This is a repo to build and test BaCO and to recreate the results in the paper BaCO: A Fast and Portable Bayesian Compiler Optimization Framework. The repo sets up the user to easily run the two main benchmarks of the paper: TACO and RISE/ELEVATE and subsequently plot the results. Each benchmark, as well as the plotting scipt, is built in its own separate docker file. Note that we have omitted HPVM2FPGA. It requires over 60 GB of disk space to install and produces several hundred GBs of auxiliary files when run.
Begin with cloning the repository
git clone https://github.com/baco-authors/baco-artifact
cd baco-artifact
Subsequently, the easiest way to build the three docker images is to run
./install_all.sh
For the interested reader, in what follows, we describe the building of each individual image.
Both benchmarks begin with building BaCO using pip and setuptools. The baselines (ytopt and opentuner) are subsequently installed using the ./install_baselines.sh
command from the BaCO repository. Lastly, the customized packages and the library libcconfigspace for ytopt, are linked to the python setup.
TACO is built into a container named taco. In addition to installing BaCO and downloading and building TACO, the docker image will also download the required tensors needed for the experiments.

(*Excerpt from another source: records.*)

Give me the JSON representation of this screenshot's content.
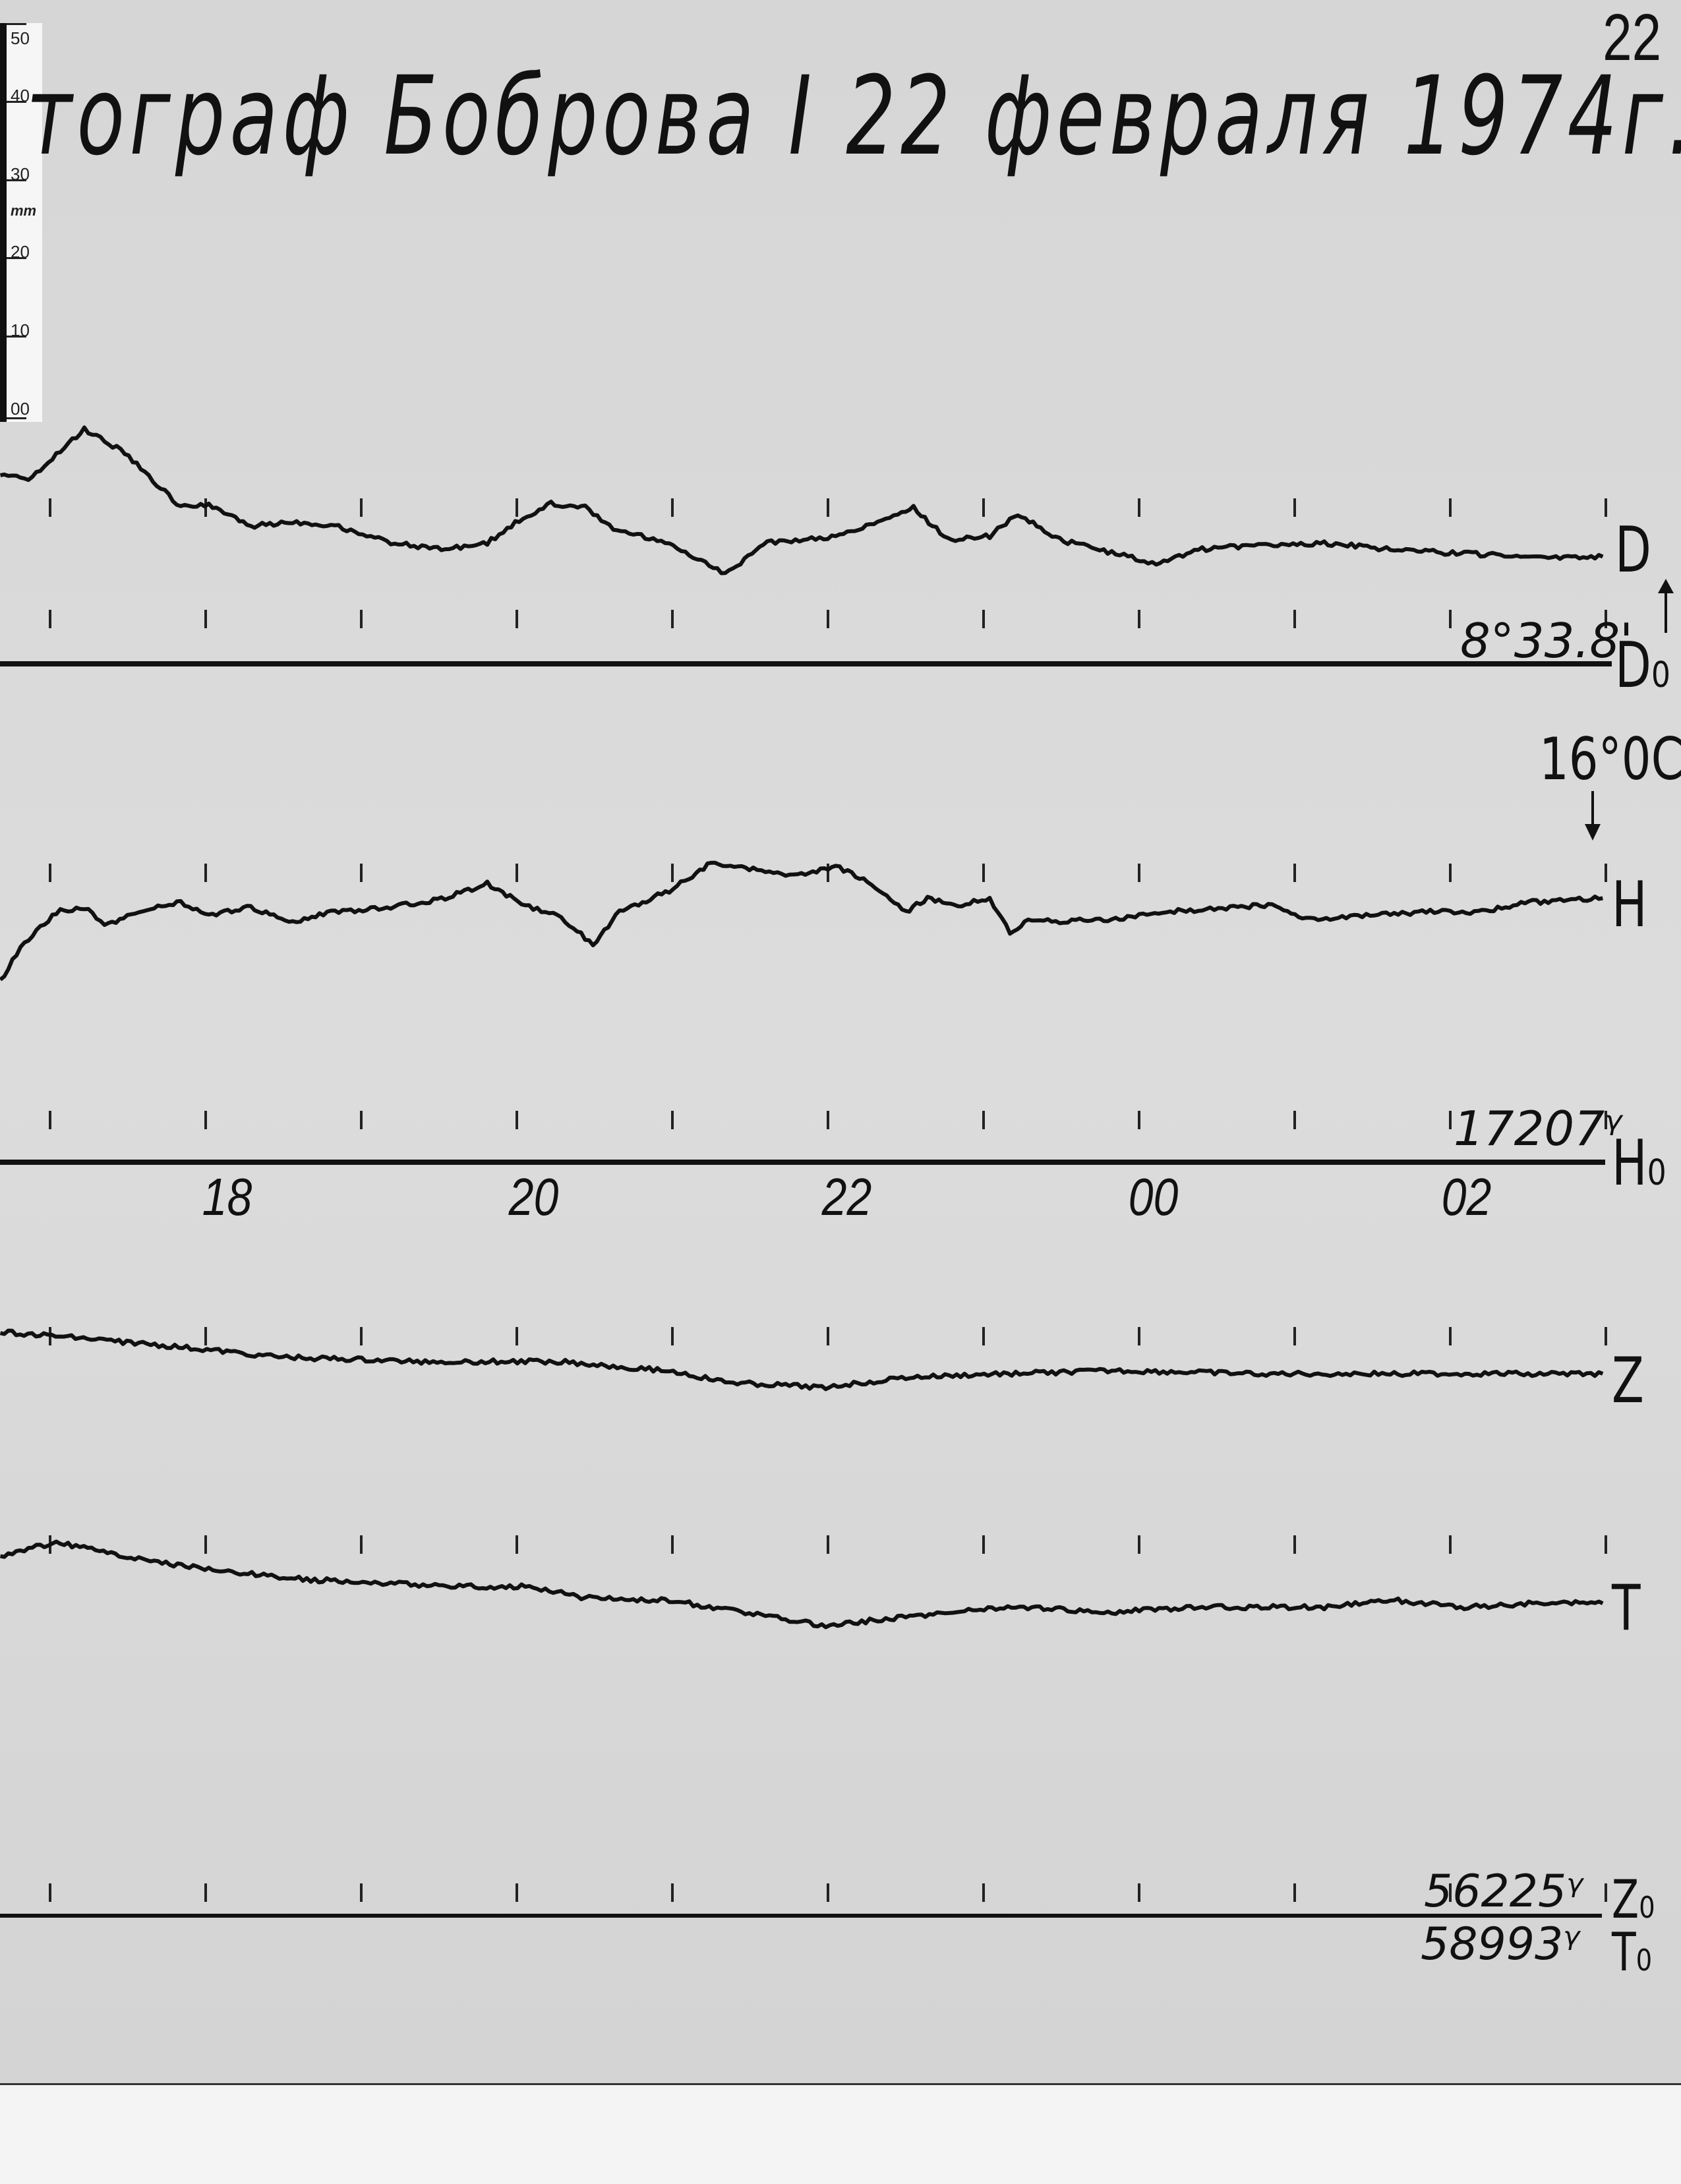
{
  "page_number": "22",
  "title": "тограф Боброва I  22 февраля  1974г.",
  "ruler": {
    "labels": [
      "50",
      "40",
      "30",
      "mm",
      "20",
      "10",
      "00"
    ]
  },
  "annotations": {
    "temperature": "16°0C",
    "D_label": "D",
    "D0_label": "D₀",
    "D0_value": "8°33.8'",
    "H_label": "H",
    "H0_label": "H₀",
    "H0_value": "17207ᵞ",
    "Z_label": "Z",
    "Z0_label": "Z₀",
    "Z0_value": "56225ᵞ",
    "T_label": "T",
    "T0_label": "T₀",
    "T0_value": "58993ᵞ"
  },
  "colors": {
    "paper": "#d9d9d9",
    "trace": "#111111"
  },
  "chart_data": {
    "type": "line",
    "title": "",
    "xlabel": "",
    "ylabel": "",
    "x_tick_labels": [
      "18",
      "20",
      "22",
      "00",
      "02"
    ],
    "x_ticks_hours": [
      17,
      18,
      19,
      20,
      21,
      22,
      23,
      24,
      25,
      26,
      27
    ],
    "x_range_hours": [
      16.68,
      27
    ],
    "y_unit_note": "mm",
    "grid": false,
    "series": [
      {
        "name": "D",
        "baseline": "D0",
        "x": [
          16.68,
          16.86,
          17.22,
          17.48,
          17.84,
          18.02,
          18.29,
          18.56,
          18.83,
          19.19,
          19.54,
          19.81,
          19.99,
          20.22,
          20.44,
          20.62,
          20.98,
          21.34,
          21.61,
          22.05,
          22.32,
          22.55,
          22.77,
          23.04,
          23.22,
          23.49,
          23.85,
          24.11,
          24.38,
          24.74,
          25.19,
          25.64,
          26.09,
          26.53,
          26.98
        ],
        "y": [
          24.9,
          24.0,
          30.7,
          27.6,
          20.4,
          20.9,
          18.0,
          18.5,
          18.0,
          15.8,
          14.9,
          15.8,
          18.5,
          20.9,
          20.4,
          17.6,
          15.8,
          11.8,
          15.8,
          16.7,
          18.5,
          20.4,
          16.2,
          16.7,
          19.5,
          16.2,
          14.4,
          13.1,
          14.9,
          15.5,
          15.8,
          14.9,
          14.4,
          14.0,
          14.0
        ]
      },
      {
        "name": "H",
        "baseline": "H0",
        "x": [
          16.68,
          16.81,
          17.04,
          17.22,
          17.35,
          17.57,
          17.84,
          18.02,
          18.29,
          18.56,
          18.83,
          19.19,
          19.54,
          19.81,
          20.08,
          20.26,
          20.49,
          20.66,
          20.98,
          21.25,
          21.52,
          21.78,
          22.05,
          22.28,
          22.5,
          22.64,
          22.86,
          23.04,
          23.17,
          23.31,
          23.49,
          23.85,
          24.2,
          24.56,
          24.83,
          25.1,
          25.46,
          25.82,
          26.18,
          26.53,
          26.98
        ],
        "y": [
          23.6,
          28.2,
          32.7,
          33.3,
          30.9,
          32.7,
          34.0,
          32.2,
          33.3,
          31.5,
          32.7,
          33.3,
          34.5,
          36.4,
          33.3,
          32.2,
          28.5,
          32.7,
          35.5,
          39.1,
          38.2,
          37.3,
          38.7,
          36.4,
          32.7,
          34.5,
          33.6,
          34.5,
          30.0,
          31.8,
          31.5,
          31.8,
          32.7,
          33.3,
          33.6,
          31.8,
          32.2,
          32.7,
          32.7,
          34.0,
          34.5
        ]
      },
      {
        "name": "Z",
        "baseline": "Z0",
        "x": [
          16.68,
          17.57,
          18.47,
          19.36,
          20.26,
          20.98,
          21.34,
          21.96,
          22.5,
          23.13,
          23.85,
          24.74,
          25.64,
          26.98
        ],
        "y": [
          76.4,
          74.9,
          73.1,
          72.5,
          72.5,
          71.3,
          69.8,
          69.1,
          70.4,
          70.9,
          71.3,
          70.9,
          70.9,
          70.9
        ]
      },
      {
        "name": "T",
        "baseline": "T0",
        "x": [
          16.68,
          17.04,
          17.57,
          18.02,
          18.65,
          19.19,
          19.63,
          20.08,
          20.44,
          20.98,
          21.52,
          21.96,
          22.5,
          23.13,
          23.85,
          24.38,
          25.19,
          25.64,
          26.09,
          26.53,
          26.98
        ],
        "y": [
          47.1,
          48.9,
          46.7,
          45.3,
          44.0,
          43.5,
          43.1,
          43.1,
          41.6,
          41.3,
          39.5,
          38.0,
          39.1,
          40.4,
          39.8,
          40.4,
          40.4,
          41.3,
          40.4,
          40.9,
          40.9
        ]
      }
    ]
  }
}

RISE/ELEVATE is built into a container named rise. In the docker image RISE/ELEVATE, BaCO and an OpenCL runtime environment for Nvidia GPUs is set up. Alternatively, a version using a CPU-based runtime environment can be built.
The plotting scripts in plots are built into a container named plot that downloads and runs python 3.8. The plots are made with matplotlib and seaborn.
Running the complete set of experiments reported in the paper takes several hundred compute hours and as such, we have provided the option to run fewer repetitions to lessen the computational load. In the paper, each experiment is run 30 times, the trends we show in the paper are clearly seen with fewer samples as well.
Each benchmark is run using the docker run
functionality. We bind the outputfolder of the benchmark to the host results folder to access the csv files outside the container.
# start taco run script and run experiments
docker run -it -v "$(pwd)"/results:/home/taco/build/experiments taco 1
# start interactive bash session
docker run --gpus all -it -v "$(pwd)"/results:/home/shine/artifact/results rise bash
# navigate to repository and run experiments
cd /home/shine
./run_rise.sh 1
./run_ablation.sh 1
If no GPU is available, the benchmarks can be run using an OpenCL CPU runtime environment. However, this can result in different results.
Preparation
# init submodules
git submodule update --init
# build docker
docker build -t rise_cpu ./rise_elevate/rise_elevate_cpu
Run experiments
# start interactive bash session
docker run -it -v "$(pwd)"/results:/home/shine/artifact/results rise_cpu bash
# navigate to repository and run experiments
cd /home/shine
./run_rise.sh 1
./run_ablation.sh 1
There are two plot scripts in the plot docker image. The first script plots the main results (Figure 5 and 7 and Figure 11 [app]). The second script plots the ablation graphs (Figures 8, 9, and 10). The plot scrips are run as
docker run -v "$(pwd)"/results:/app/results -v "$(pwd)"/plots:/app/plots plot
This will plot the data you have in results on host.
The generated plots will be called bar_plot.pdf (Fig. 5), line_plot_small.pdf (Fig. 7), line_plot_large.pdf (Fig. 11), ablation_spmm_1 (Fig. 8), ablation_spmm_2 (Fig. 9), and ablation_rise_1 (Fig. 10).